Adding that she’d rather die alone “than settle for some tepid love affair,” Jessen said, “I will marry a noble soul. . . . I have had a broken heart more times than I can tell you.”

Expressing concern for others as well as gratitude for her own life, Jessen said, “You can imagine how horrified I am when I hear, ‘If the baby is disabled, we need to terminate the pregnancy’.”

She asked for prayers for Iranian-American Christian pastor Saeed Abedini, imprisoned for three years in Iran, “and for his beloved wife and children,” as well as for Israel and “for the peace of Jerusalem.”

Continuing Surprises

After her talk, Jessen posed for photos with a long line of audience members who wanted a token of her visit, then I gave her a lift back to her hotel, with a stop on the way for two Mexican pizzas with extra fiery sauce at a drive-through.

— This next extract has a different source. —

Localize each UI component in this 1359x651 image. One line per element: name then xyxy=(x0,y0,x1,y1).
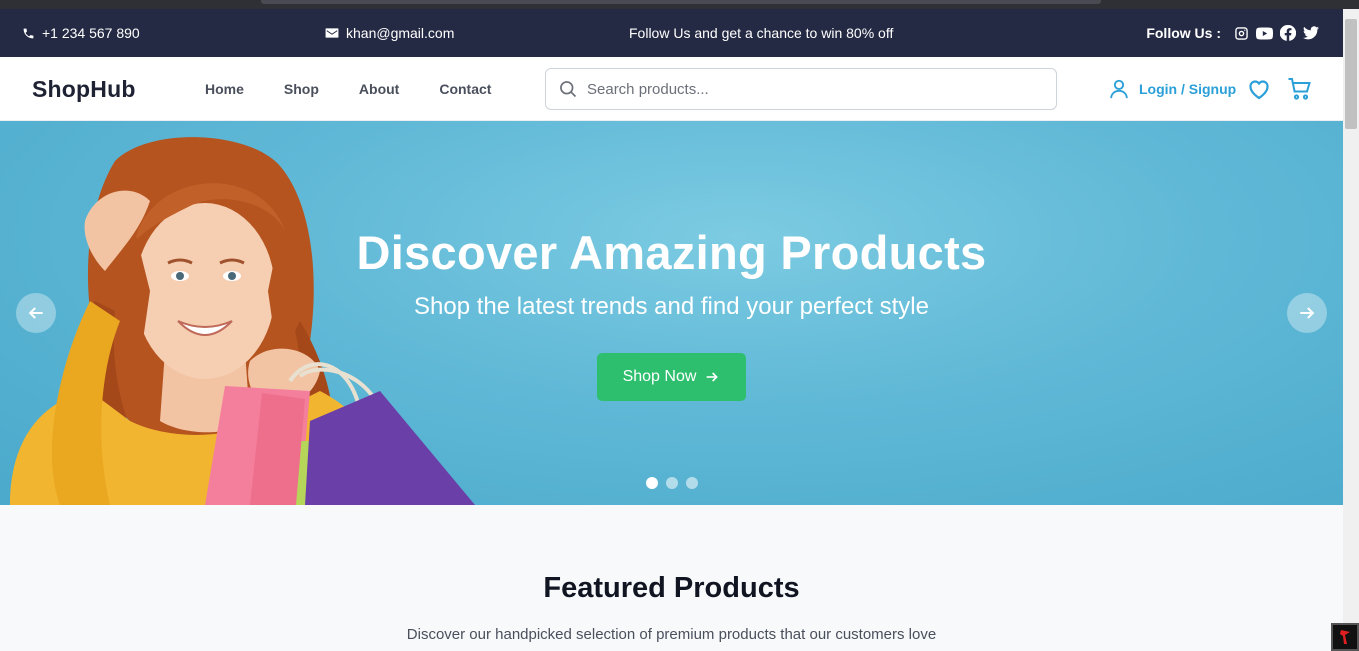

She remarked to me about a situation she also had just tweeted about: “The left brags about its compassion. Angry pro-choice people adore me because I am disabled. Until they learn I survived an abortion.”

Back at the hotel before 9 p.m. for the pizza dinner from a sack, Jessen had to be up early the next morning for the flight home.

“My life is so funny” the way things happen sometime, she’d told the North Phoenix Baptist audience.

It all began with her surprise survival at an abortuary, and even continues today with this reporter who saw her as an unknown baby in 1978 stopping to get her Mexican pizzas in 2015.